Full of clever infographics and amusing illustrations, How To is a delightfully mind-bending way to better understand the science and technology underlying the things we do every day.
How To is available in hardback for £16.99.
Bill Bryson, best selling author of A Short History of Nearly Everything, takes us on a head-to-toe tour of the marvel that is the human body. This book will leave you laughing, shaking your head or maybe even both on every single page. No matter your level of scientific knowledge, Bryson’s eye for detail will keep you engaged, outraged, or just even make you smile.
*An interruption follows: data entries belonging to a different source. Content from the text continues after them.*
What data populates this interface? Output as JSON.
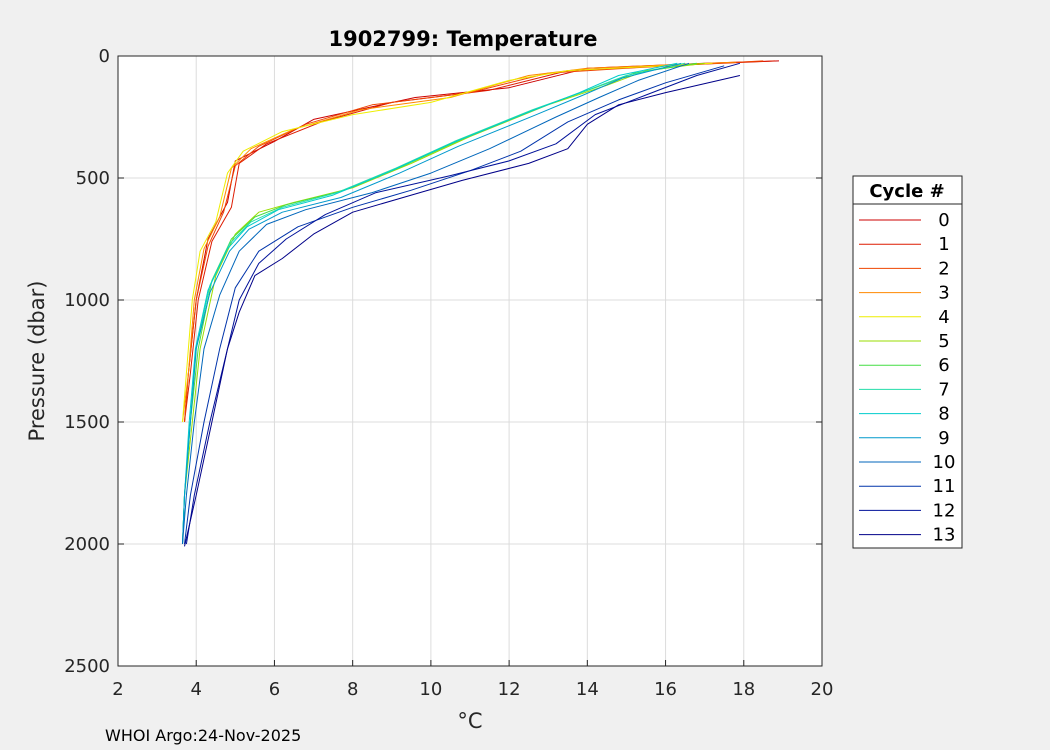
{
  "chart_data": {
    "type": "line",
    "title": "1902799:  Temperature",
    "xlabel": "°C",
    "ylabel": "Pressure (dbar)",
    "xlim": [
      2,
      20
    ],
    "ylim": [
      0,
      2500
    ],
    "y_reversed": true,
    "grid": true,
    "x_ticks": [
      2,
      4,
      6,
      8,
      10,
      12,
      14,
      16,
      18,
      20
    ],
    "y_ticks": [
      0,
      500,
      1000,
      1500,
      2000,
      2500
    ],
    "legend_title": "Cycle #",
    "legend_position": "outside-right",
    "footer": "WHOI Argo:24-Nov-2025",
    "series": [
      {
        "name": "0",
        "color": "#cc0000",
        "points": [
          [
            18.9,
            20
          ],
          [
            17,
            30
          ],
          [
            14,
            50
          ],
          [
            12,
            130
          ],
          [
            9.6,
            170
          ],
          [
            7,
            260
          ],
          [
            6,
            350
          ],
          [
            5,
            430
          ],
          [
            4.8,
            600
          ],
          [
            4.3,
            750
          ],
          [
            4.0,
            1000
          ],
          [
            3.8,
            1300
          ],
          [
            3.7,
            1500
          ]
        ]
      },
      {
        "name": "1",
        "color": "#dd1a00",
        "points": [
          [
            18.8,
            20
          ],
          [
            16,
            40
          ],
          [
            13.5,
            60
          ],
          [
            11.5,
            140
          ],
          [
            9,
            190
          ],
          [
            7.2,
            270
          ],
          [
            5.8,
            360
          ],
          [
            5.1,
            440
          ],
          [
            4.9,
            620
          ],
          [
            4.4,
            760
          ],
          [
            4.05,
            1000
          ],
          [
            3.85,
            1300
          ],
          [
            3.7,
            1500
          ]
        ]
      },
      {
        "name": "2",
        "color": "#ee4400",
        "points": [
          [
            18.5,
            20
          ],
          [
            15,
            50
          ],
          [
            13,
            70
          ],
          [
            11,
            150
          ],
          [
            8.5,
            200
          ],
          [
            6.8,
            280
          ],
          [
            5.6,
            370
          ],
          [
            5.0,
            450
          ],
          [
            4.7,
            640
          ],
          [
            4.3,
            780
          ],
          [
            4.0,
            1000
          ],
          [
            3.8,
            1300
          ],
          [
            3.7,
            1500
          ]
        ]
      },
      {
        "name": "3",
        "color": "#ff8800",
        "points": [
          [
            17.8,
            25
          ],
          [
            14,
            50
          ],
          [
            12.5,
            80
          ],
          [
            10.5,
            170
          ],
          [
            8.2,
            220
          ],
          [
            6.5,
            300
          ],
          [
            5.4,
            380
          ],
          [
            4.9,
            460
          ],
          [
            4.6,
            660
          ],
          [
            4.2,
            790
          ],
          [
            3.95,
            1000
          ],
          [
            3.8,
            1300
          ],
          [
            3.65,
            1500
          ]
        ]
      },
      {
        "name": "4",
        "color": "#eeee00",
        "points": [
          [
            17.2,
            30
          ],
          [
            13.5,
            60
          ],
          [
            12,
            100
          ],
          [
            10,
            190
          ],
          [
            8,
            240
          ],
          [
            6.2,
            310
          ],
          [
            5.2,
            390
          ],
          [
            4.8,
            480
          ],
          [
            4.5,
            680
          ],
          [
            4.1,
            800
          ],
          [
            3.9,
            1000
          ],
          [
            3.75,
            1300
          ],
          [
            3.65,
            1500
          ]
        ]
      },
      {
        "name": "5",
        "color": "#99dd00",
        "points": [
          [
            17,
            30
          ],
          [
            15.5,
            60
          ],
          [
            14.5,
            120
          ],
          [
            13,
            200
          ],
          [
            11,
            330
          ],
          [
            9.5,
            440
          ],
          [
            8,
            540
          ],
          [
            6.5,
            600
          ],
          [
            5.6,
            640
          ],
          [
            5.0,
            730
          ],
          [
            4.5,
            900
          ],
          [
            4.1,
            1200
          ],
          [
            3.9,
            1500
          ],
          [
            3.7,
            1800
          ],
          [
            3.65,
            2000
          ]
        ]
      },
      {
        "name": "6",
        "color": "#44dd44",
        "points": [
          [
            16.8,
            30
          ],
          [
            15.2,
            70
          ],
          [
            14.2,
            130
          ],
          [
            12.8,
            210
          ],
          [
            10.8,
            340
          ],
          [
            9.3,
            450
          ],
          [
            7.8,
            550
          ],
          [
            6.3,
            610
          ],
          [
            5.5,
            660
          ],
          [
            4.9,
            750
          ],
          [
            4.4,
            920
          ],
          [
            4.05,
            1200
          ],
          [
            3.85,
            1500
          ],
          [
            3.7,
            1800
          ],
          [
            3.65,
            2000
          ]
        ]
      },
      {
        "name": "7",
        "color": "#22ddaa",
        "points": [
          [
            16.5,
            30
          ],
          [
            15,
            80
          ],
          [
            14,
            140
          ],
          [
            12.6,
            220
          ],
          [
            10.6,
            350
          ],
          [
            9.1,
            460
          ],
          [
            7.6,
            560
          ],
          [
            6.2,
            620
          ],
          [
            5.4,
            680
          ],
          [
            4.85,
            770
          ],
          [
            4.35,
            940
          ],
          [
            4.0,
            1200
          ],
          [
            3.85,
            1500
          ],
          [
            3.7,
            1800
          ],
          [
            3.65,
            2000
          ]
        ]
      },
      {
        "name": "8",
        "color": "#00cccc",
        "points": [
          [
            16.3,
            30
          ],
          [
            14.8,
            80
          ],
          [
            13.8,
            150
          ],
          [
            12.5,
            230
          ],
          [
            10.5,
            360
          ],
          [
            9,
            470
          ],
          [
            7.5,
            570
          ],
          [
            6.1,
            630
          ],
          [
            5.3,
            700
          ],
          [
            4.8,
            790
          ],
          [
            4.3,
            960
          ],
          [
            3.98,
            1200
          ],
          [
            3.82,
            1500
          ],
          [
            3.7,
            1800
          ],
          [
            3.65,
            2000
          ]
        ]
      },
      {
        "name": "9",
        "color": "#0099cc",
        "points": [
          [
            16.4,
            30
          ],
          [
            14.9,
            90
          ],
          [
            13.9,
            160
          ],
          [
            12.7,
            240
          ],
          [
            10.7,
            370
          ],
          [
            9.2,
            480
          ],
          [
            7.7,
            580
          ],
          [
            6.2,
            640
          ],
          [
            5.35,
            710
          ],
          [
            4.85,
            800
          ],
          [
            4.35,
            970
          ],
          [
            4.0,
            1200
          ],
          [
            3.85,
            1500
          ],
          [
            3.7,
            1800
          ],
          [
            3.65,
            2000
          ]
        ]
      },
      {
        "name": "10",
        "color": "#0066bb",
        "points": [
          [
            16.6,
            30
          ],
          [
            15.3,
            100
          ],
          [
            14.3,
            170
          ],
          [
            13.2,
            250
          ],
          [
            11.5,
            380
          ],
          [
            10,
            480
          ],
          [
            8.5,
            560
          ],
          [
            6.8,
            630
          ],
          [
            5.8,
            690
          ],
          [
            5.1,
            800
          ],
          [
            4.6,
            980
          ],
          [
            4.2,
            1200
          ],
          [
            3.95,
            1500
          ],
          [
            3.75,
            1800
          ],
          [
            3.65,
            2000
          ]
        ]
      },
      {
        "name": "11",
        "color": "#0033aa",
        "points": [
          [
            17.5,
            40
          ],
          [
            16,
            110
          ],
          [
            14.8,
            180
          ],
          [
            13.5,
            270
          ],
          [
            12.3,
            390
          ],
          [
            11,
            470
          ],
          [
            9.5,
            550
          ],
          [
            8,
            620
          ],
          [
            6.6,
            700
          ],
          [
            5.6,
            800
          ],
          [
            5.0,
            950
          ],
          [
            4.6,
            1200
          ],
          [
            4.2,
            1500
          ],
          [
            3.85,
            1800
          ],
          [
            3.7,
            2000
          ]
        ]
      },
      {
        "name": "12",
        "color": "#001199",
        "points": [
          [
            17.9,
            30
          ],
          [
            16.8,
            80
          ],
          [
            15.5,
            160
          ],
          [
            14.2,
            240
          ],
          [
            13.2,
            360
          ],
          [
            12,
            430
          ],
          [
            10.5,
            490
          ],
          [
            8.6,
            560
          ],
          [
            7.3,
            650
          ],
          [
            6.3,
            750
          ],
          [
            5.6,
            850
          ],
          [
            5.1,
            1000
          ],
          [
            4.8,
            1200
          ],
          [
            4.35,
            1500
          ],
          [
            3.95,
            1800
          ],
          [
            3.75,
            2000
          ]
        ]
      },
      {
        "name": "13",
        "color": "#000088",
        "points": [
          [
            17.9,
            80
          ],
          [
            16,
            150
          ],
          [
            14.8,
            200
          ],
          [
            14,
            280
          ],
          [
            13.5,
            380
          ],
          [
            12.5,
            440
          ],
          [
            10.8,
            510
          ],
          [
            9.5,
            570
          ],
          [
            8,
            640
          ],
          [
            7,
            730
          ],
          [
            6.2,
            830
          ],
          [
            5.5,
            900
          ],
          [
            5.1,
            1050
          ],
          [
            4.8,
            1200
          ],
          [
            4.4,
            1500
          ],
          [
            4.0,
            1800
          ],
          [
            3.7,
            2010
          ]
        ]
      }
    ]
  }
}
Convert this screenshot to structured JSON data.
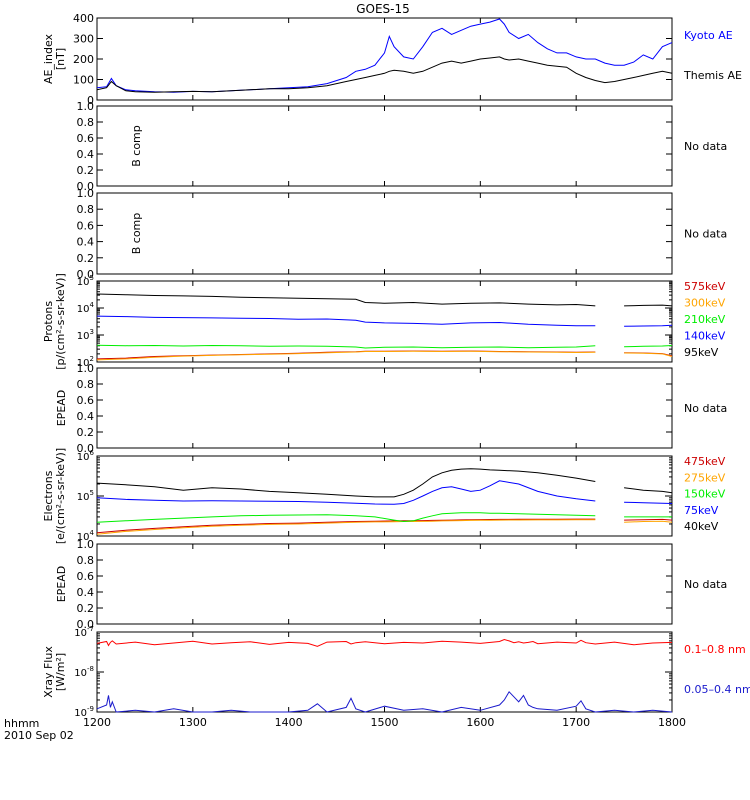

Available in hardback for £25.
Still thinking about Heather Morris’ harrowing and compelling story of “The Tattoosit of Auschwitz” well after you’ve put it down? Then read the true heartbreaking sequel based on Cilka Klein who is just sixteen years old when she is taken to Auschwitz-Birkenau Concentration Camp. The Commandant at Birkenau, Schwarzhuber, notices her long beautiful hair, and forces her separation from the other women prisoners. Cilka learns quickly that power, even unwillingly given, equals survival. Although this historical novel is an emotional read, it is also uplifting at times, giving a story of hope and courage.
Available in hardback for £14.99.
If laugh-out-loud stories of dysfunctional families and the onset of middle-age are your kind of read, then you absolutely need David Sedaris in your life. Loosely based around the lake house that Sedaris buys, and the family gatherings that ensue there, Calypso is a real treat. Inter-mixed with tales of shopping trips in Japan, FitBit obsessions and some mildly illegal backstreet surgery, life with David and the rest of the clan is a hoot.